Al descubrir las tarjetas plásticas de débito en la celda de los Bedoya, la fiscal también encontró unos gramos de cocaína y armas de fuego. Lo primero que imaginó era la manera en que amenizaban los negocios en ese sitio. Lo que no pudieron comprobar es si se trató de tráfico de drogas o consumo particular.

-¡Por fin una buena! –dijo Ledesma, quien quería aplicar algo de justicia en esto y tenía la oportunidad para acabar con los privilegios de los dos militares que utilizaban el presidio castrense como centro de operaciones bancarias en negro.

En poco tiempo su pedido fue escuchado. Cristhian y Edgar, los hermanos, fueron enviados a una cárcel común, la Penitenciaría Nacional de Tacumbú de Asunción.

OTRA VEZ EMPANTANADOS

Aunque la policía intentó buscar más pistas, no logró el efecto deseado. La negligencia desde el inicio en aquel año 2014 tuvo sus pocas intenciones de colectar evidencias reales y válidas para respaldar una condena.

En algún momento Sandra Ledesma enfrentó a los medios de comunicación diciendo: “El procedimiento desde el vamos ya se hizo mal, eso es algo que hay que admitir. Es decir, nos fuimos a juicio oral con una carpeta fiscal deficiente, eso hay que reconocer, porque a mí no me gusta tapar nada”.

La fiscal Sandra Ledesma tuvo que comenzar de nuevo la investigación, reiniciar la recolección de pruebas, al menos las salvables, al igual que testigos. Retomar todo el proceso involucraba medir nuevamente el terreno, intentar sacar algo de provecho a lo poco que hizo balística sobre los proyectiles y hacer la reconstrucción. Todo aquello que hicieron los agentes de criminalística el mismo día del atentado no servía. La fiscal se encontraba con cero elementos funcionales.
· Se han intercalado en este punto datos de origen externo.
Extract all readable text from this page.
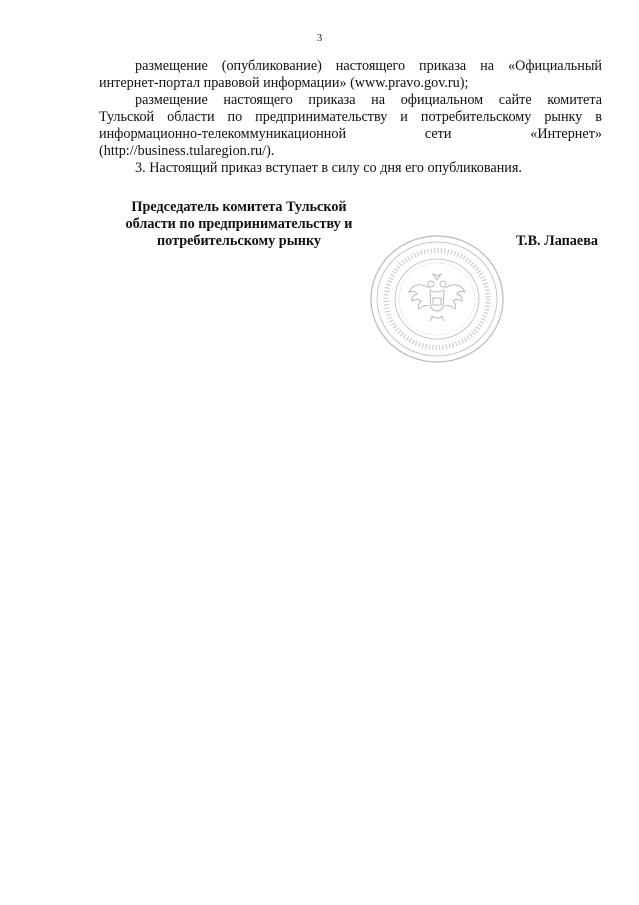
3

размещение (опубликование) настоящего приказа на «Официальный
интернет-портал правовой информации» (www.pravo.gov.ru);

размещение настоящего приказа на официальном сайте комитета
Тульской области по предпринимательству и потребительскому рынку в
информационно-телекоммуникационной сети «Интернет»
(http://business.tularegion.ru/).

3. Настоящий приказ вступает в силу со дня его опубликования.

Председатель комитета Тульской
области по предпринимательству и
потребительскому рынку	Т.В. Лапаева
Aunque con pocas chances, la agente Ledesma confeccionó una nueva carpeta fiscal y ocho largos años después, finalmente, se presentó por primera vez una acusación formal contra los hermanos Bedoya Martínez. Finalmente, logró que un tribunal decida elevar su causa a juzgamiento.

JUSTICIA NO ES JUSTICIA

Solo uno de ellos fue sentenciado. El tribunal absolvió a Cristhian porque no había testigos que lo hayan visto armado y tampoco existía otra prueba en su contra. En cambio, Edgar sí, y aunque el arma haya desaparecido, al menos la prueba de nitritos, nitratos y plomo aún estaba en la carpeta.

El testigo principal en el juicio fue Isabelino, aunque para llegar hasta ese día fue otra operación más que enfrentó la fiscal Ledesma. Fue rescatado de una depresión que intentaba suprimirla con el alcohol; fueron años de consumir y que lo consumieron. Lo dejaron acabado para ese entonces.
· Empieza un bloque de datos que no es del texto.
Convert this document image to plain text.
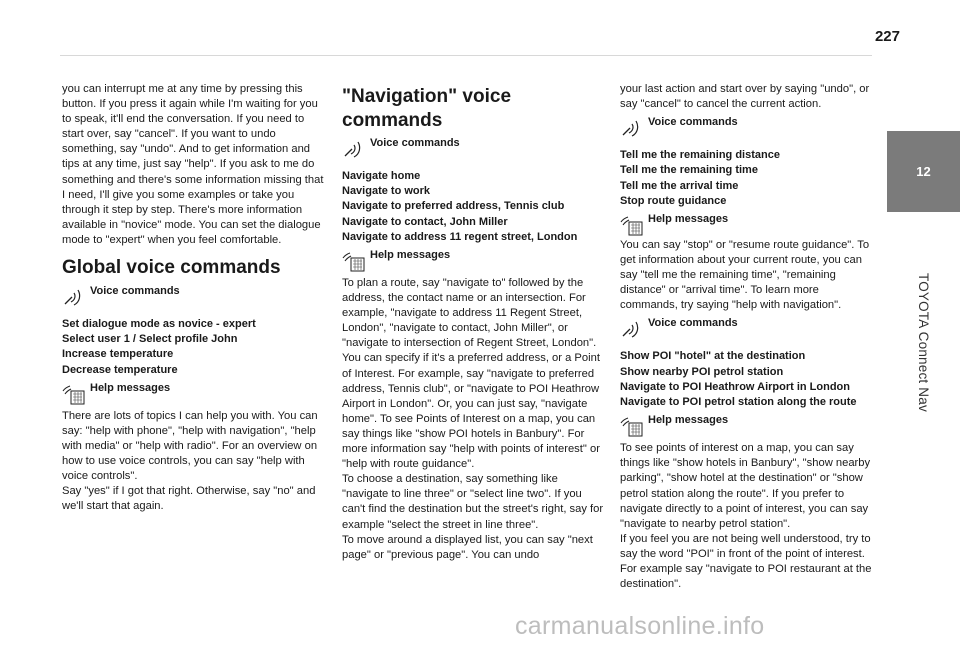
227
12
TOYOTA Connect Nav

you can interrupt me at any time by pressing this button. If you press it again while I'm waiting for you to speak, it'll end the conversation. If you need to start over, say "cancel". If you want to undo something, say "undo". And to get information and tips at any time, just say "help". If you ask to me do something and there's some information missing that I need, I'll give you some examples or take you through it step by step. There's more information available in "novice" mode. You can set the dialogue mode to "expert" when you feel comfortable.

Global voice commands
Voice commands
Set dialogue mode as novice - expert
Select user 1 / Select profile John
Increase temperature
Decrease temperature
Help messages

There are lots of topics I can help you with. You can say: "help with phone", "help with navigation", "help with media" or "help with radio". For an overview on how to use voice controls, you can say "help with voice controls".

Say "yes" if I got that right. Otherwise, say "no" and we'll start that again.

"Navigation" voice
commands
Voice commands
Navigate home
Navigate to work
Navigate to preferred address, Tennis club
Navigate to contact, John Miller
Navigate to address 11 regent street, London
Help messages

To plan a route, say "navigate to" followed by the address, the contact name or an intersection. For example, "navigate to address 11 Regent Street, London", "navigate to contact, John Miller", or "navigate to intersection of Regent Street, London". You can specify if it's a preferred address, or a Point of Interest. For example, say "navigate to preferred address, Tennis club", or "navigate to POI Heathrow Airport in London". Or, you can just say, "navigate home". To see Points of Interest on a map, you can say things like "show POI hotels in Banbury". For more information say "help with points of interest" or "help with route guidance".

To choose a destination, say something like "navigate to line three" or "select line two". If you can't find the destination but the street's right, say for example "select the street in line three".

To move around a displayed list, you can say "next page" or "previous page". You can undo

your last action and start over by saying "undo", or say "cancel" to cancel the current action.

Voice commands
Tell me the remaining distance
Tell me the remaining time
Tell me the arrival time
Stop route guidance
Help messages

You can say "stop" or "resume route guidance". To get information about your current route, you can say "tell me the remaining time", "remaining distance" or "arrival time". To learn more commands, try saying "help with navigation".

Voice commands
Show POI "hotel" at the destination
Show nearby POI petrol station
Navigate to POI Heathrow Airport in London
Navigate to POI petrol station along the route
Help messages

To see points of interest on a map, you can say things like "show hotels in Banbury", "show nearby parking", "show hotel at the destination" or "show petrol station along the route". If you prefer to navigate directly to a point of interest, you can say "navigate to nearby petrol station".

If you feel you are not being well understood, try to say the word "POI" in front of the point of interest. For example say "navigate to POI restaurant at the destination".

carmanualsonline.info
Económicamente estaba destruido, no logró reponerse de esa doble pérdida de abril y deambulaba por los caminos de tierra en el viejo barrio donde asesinaron a su esposa e hijo, lanzando improperios contra los militares enjuagados con caña amanecida. No había día que no repetía la receta, pero no existía alguna que lo haga olvidar. Era un alma más asesinada aquel día junto a su familia. Cada día que pasó, sabiendo que los asesinos tenían nombre y apellido, y no eran condenados, lo carcomía más y más.

Con el paso de los días y un trabajo sicológico, Isabelino de a poco fue recuperándose con el pensamiento puesto en que debía llegar a la sala de juicio y contar lo que sucedió esa tarde de abril.

Cuando sus ideas y pensamientos eran más claros, contó una experiencia reciente a la fiscal, una que lo puso de nuevo cerca de los asesinos de su familia. Le hicieron una oferta en nombre de los hermanos Bedoya para que desista de su testimonio. Él se negó, tal como lo había hecho cuando le ofrecieron plata, junto a su esposa, por la propiedad. Se juró jamás recibir un solo guaraní de los asesinos de su familia.

Isabelino tenía que dar su relato lo mejor que podía. Su testimonio era el principal y significaba todo el respaldo que necesitaba la fiscal para un veredicto justo de los jueces. Ese día finalmente llegó.

Horas después… El tribunal tomó su decisión. Los únicos elementos sólidos que sostenían una clara acción criminal apuntaban a Edgar Eugenio Bedoya Martínez. Lo condenaron a 17 años de prisión, ocho años ya los compurgó. Su libertad la tendría en el año 2030. De su hermano Cristhian nunca más se supo nada.

La justicia no fue tal con la familia de Isabelino. Con los días se perdió su rastro. Algunos creen que sigue caminando solo, pagando una culpa que no tiene por haber perdido a Catalina y a Derlis.